Abstract
Ultraviolet (UV) photoproducts are removed from genomic DNA by dual incisions in humans in the form of 24- to 32-nucleotide-long oligomers (canonical 30-mers) by the nucleotide excision repair system. How the small, excised, damage-containing DNA oligonucleotides (sedDNAs) are processed in cells following the dual incision event is not known. Here, we demonstrate that sedDNAs are localized to the nucleus in two biochemically distinct forms, which include chromatin-associated, transcription factor II H-bound complexes and more readily solubilized, RPA-bound complexes. Because the nuclear mobility and repair functions of transcription factor II H and RPA are influenced by post-incision gap-filling events, we examined how DNA repair synthesis and DNA ligation affect sedDNA processing.
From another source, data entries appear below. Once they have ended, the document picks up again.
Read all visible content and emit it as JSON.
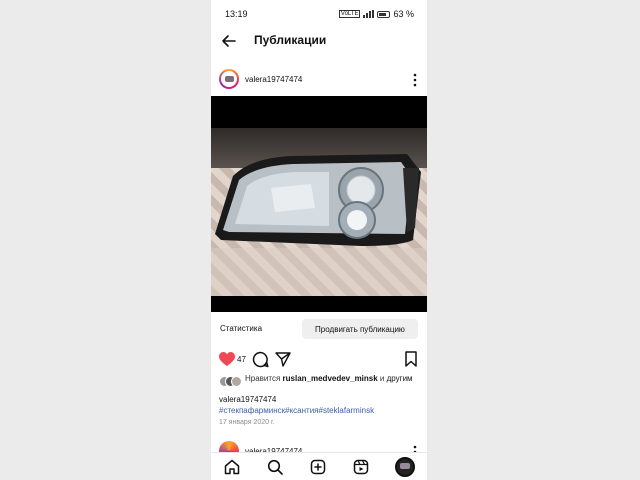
{
  "status_bar": {
    "time": "13:19",
    "battery_percent": "63 %",
    "network": "VoLTE"
  },
  "header": {
    "title": "Публикации",
    "back_icon": "arrow-left-icon"
  },
  "post": {
    "username": "valera19747474",
    "more_icon": "more-vertical-icon",
    "image_description_icon": "car-headlight-photo",
    "stats_label": "Статистика",
    "promote_label": "Продвигать публикацию",
    "like_count": "47",
    "liked": true,
    "liked_by_prefix": "Нравится ",
    "liked_by_user": "ruslan_medvedev_minsk",
    "liked_by_suffix": " и ",
    "liked_by_others": "другим",
    "caption_user": "valera19747474",
    "hashtags": "#стекпафарминск#ксантия#steklafarminsk",
    "date": "17 января 2020 г."
  },
  "next_post": {
    "username": "valera19747474"
  },
  "bottom_nav": {
    "items": [
      "home-icon",
      "search-icon",
      "create-icon",
      "reels-icon",
      "profile-avatar"
    ]
  },
  "colors": {
    "like_red": "#ed4956",
    "hashtag_blue": "#3d5ea8",
    "button_gray": "#efefef"
  }
}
We found that although these gap filling activities are not essential for the dual incision/sedDNA generation event per se, the inhibition of DNA repair synthesis and ligation is associated with a decrease in UV photoproduct removal rate and an accumulation of RPA-sedDNA complexes in the cell. These findings indicate that sedDNA processing and association with repair proteins following the dual incisions may be tightly coordinated with gap filling during nucleotide excision repair in vivo.
Keywords:
DNA Damage; DNA Damage Response; DNA Repair; DNA-Protein Interaction; Nucleotide Excision Repair; Subcellular Fractionation.